ヨハン・トルン・プリッケル《花嫁》(1892~1893年)

…花嫁といってもこの作品の場合は神の花嫁で、おそらく神との神秘的な結びつき、精神的一体感を表現しているのでしょう。単純化、抽象化された描線でヴェールを被った花嫁と十字架のキリストが描かれ、花嫁の花冠とキリストの荊冠とが繋がり、両者の間の霊的な結びつきを示すように黄色の点描が描かれています。緑を基調とした繊細な色調の背景は古風な建物の廃墟のようにも見えます。初めて知った作家ですが、とても印象に残った作品でした。

フィンセント・ファン・ゴッホ《風車「デ・オラニエブーム、ドルドレヒト》(1881年)、《ムーラン・ド・ラ・ギャレット》(1886年)、《モンマルトル:風車と菜園》(1887年)

…「デ・オラニエブーム」は製材所であり、日常の生活、労働と密着しています。同時に、風車は平坦なオランダの大地のランドマークでもあり、ゴッホは故郷を象徴するモチーフを悉に観察して描いています。その後、パリに移住して弟のテオとモンマルトルで暮らしていたゴッホにとって、ムーラン・ド・ラ・ギャレットの風車は故郷の記憶を呼び起こすものだったのでしょう。ゴッホルノワールの描いた「花の都」パリらしい活気に満ちた華やかさより、周辺に広がる鄙びた風景を好んだように感じました。

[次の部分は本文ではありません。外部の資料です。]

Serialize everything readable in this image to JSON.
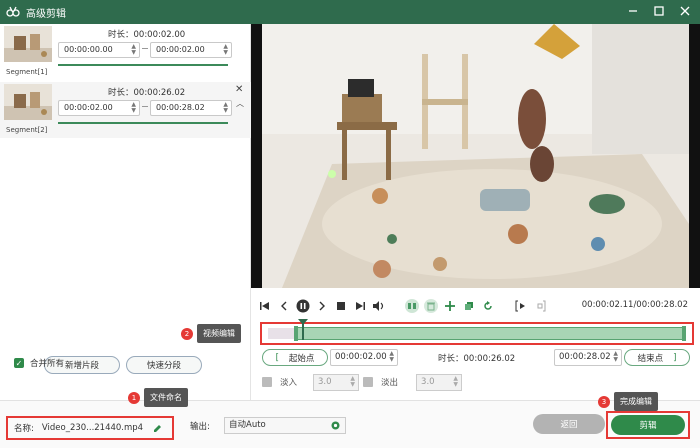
{
  "window": {
    "title": "高级剪辑"
  },
  "segments": [
    {
      "label": "Segment[1]",
      "duration": "时长：00:00:02.00",
      "start": "00:00:00.00",
      "end": "00:00:02.00"
    },
    {
      "label": "Segment[2]",
      "duration": "时长：00:00:26.02",
      "start": "00:00:02.00",
      "end": "00:00:28.02"
    }
  ],
  "left_buttons": {
    "add_segment": "新增片段",
    "quick_split": "快速分段"
  },
  "merge_all": {
    "label": "合并所有",
    "checked": true
  },
  "player": {
    "timecode": "00:00:02.11/00:00:28.02"
  },
  "range": {
    "start_label": "起始点",
    "start_value": "00:00:02.00",
    "duration": "时长：00:00:26.02",
    "end_value": "00:00:28.02",
    "end_label": "结束点"
  },
  "fade": {
    "fade_in_label": "淡入",
    "fade_in_value": "3.0",
    "fade_out_label": "淡出",
    "fade_out_value": "3.0"
  },
  "bottom": {
    "name_label": "名称:",
    "name_value": "Video_230...21440.mp4",
    "output_label": "输出:",
    "output_value": "自动Auto",
    "back_button": "返回",
    "cut_button": "剪辑"
  },
  "callouts": [
    {
      "number": "1",
      "text": "文件命名"
    },
    {
      "number": "2",
      "text": "视频编辑"
    },
    {
      "number": "3",
      "text": "完成编辑"
    }
  ],
  "colors": {
    "titlebar": "#2f6b4d",
    "accent": "#2f8a4a",
    "highlight": "#e53935"
  }
}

フィンセント・ファン・ゴッホ《刈り込んだ柳のある道》(1881年)

…オランダの柳は日本の柳の木と異なり、幹が太く、細い枝が腕のように上に向かって伸びているんですね。ゴッホは「僕はあらゆる自然、たとえば木の中に、いわば表情と魂を見る。刈り込まれた柳の並木は、時として、身寄りのない男たちの列に似ている」と手紙で述べています(書簡292/242)。「身寄りのない人」とは養老院に暮らす男女のことで、ゴッホはハーグ時代(1882~83年)、彼らにモデルとなってもらって人物の素描に取り組んでいますが、刈り込まれた裸の柳の木に寄る辺ない人々の孤独や憂愁を見たのかもしれません。

フィンセント・ファン・ゴッホ《女の顔》(1884~85年)、《白い帽子を被った女の顔》(1884~85年)

…いずれも《ジャガイモを食べる人々》(1885年)に結実する農民の肖像です。ゴッホの友人ウィレム・ファン・デ・ワッケルは、ゴッホがいつも「醜いモデル」を選んでいたと述べていますが、ゴッホは人生が刻まれた顔、農民の粗野な感じが強調された顔を探していたそうです。私が見ても味のある顔、個性があり、人生を感じられる顔だと思います。ゴッホが何を美と見做しているか、何を表現したいかがよく分かる作品だと思います。

フィンセント・ファン・ゴッホ《リンゴとカボチャのある静物》(1885年)、《青い花瓶の花》(1887年)、《レモンの籠と瓶》(1888年)

…オランダ時代の《リンゴとカボチャのある静物》は暗い色調で描かれていて、テーブルに置かれた農作物にはどっしりとした存在感があり、ゴッホの思想が感じられる作品です。《青い花瓶の花》はゴッホにしてはお洒落な作品で、印象派や新印象派の手法を取り入れ、赤、白、黄、水色、紫、オレンジといった色鮮やかな花束を軽いタッチで描いています。《レモンの籠と瓶》ではゴッホの画風が確立されていますね。黄色いテーブルクロスの上に籠に入ったレモンが置かれ、籠の藁、レモンの一部やオレンジは赤い縁取りが施され、影は水色、背景は淡い黄緑色で緑の瓶も馴染んでいます。黄色を主に、奇抜なようでいて微妙な色合いを繊細に描き分けている作品だと思います。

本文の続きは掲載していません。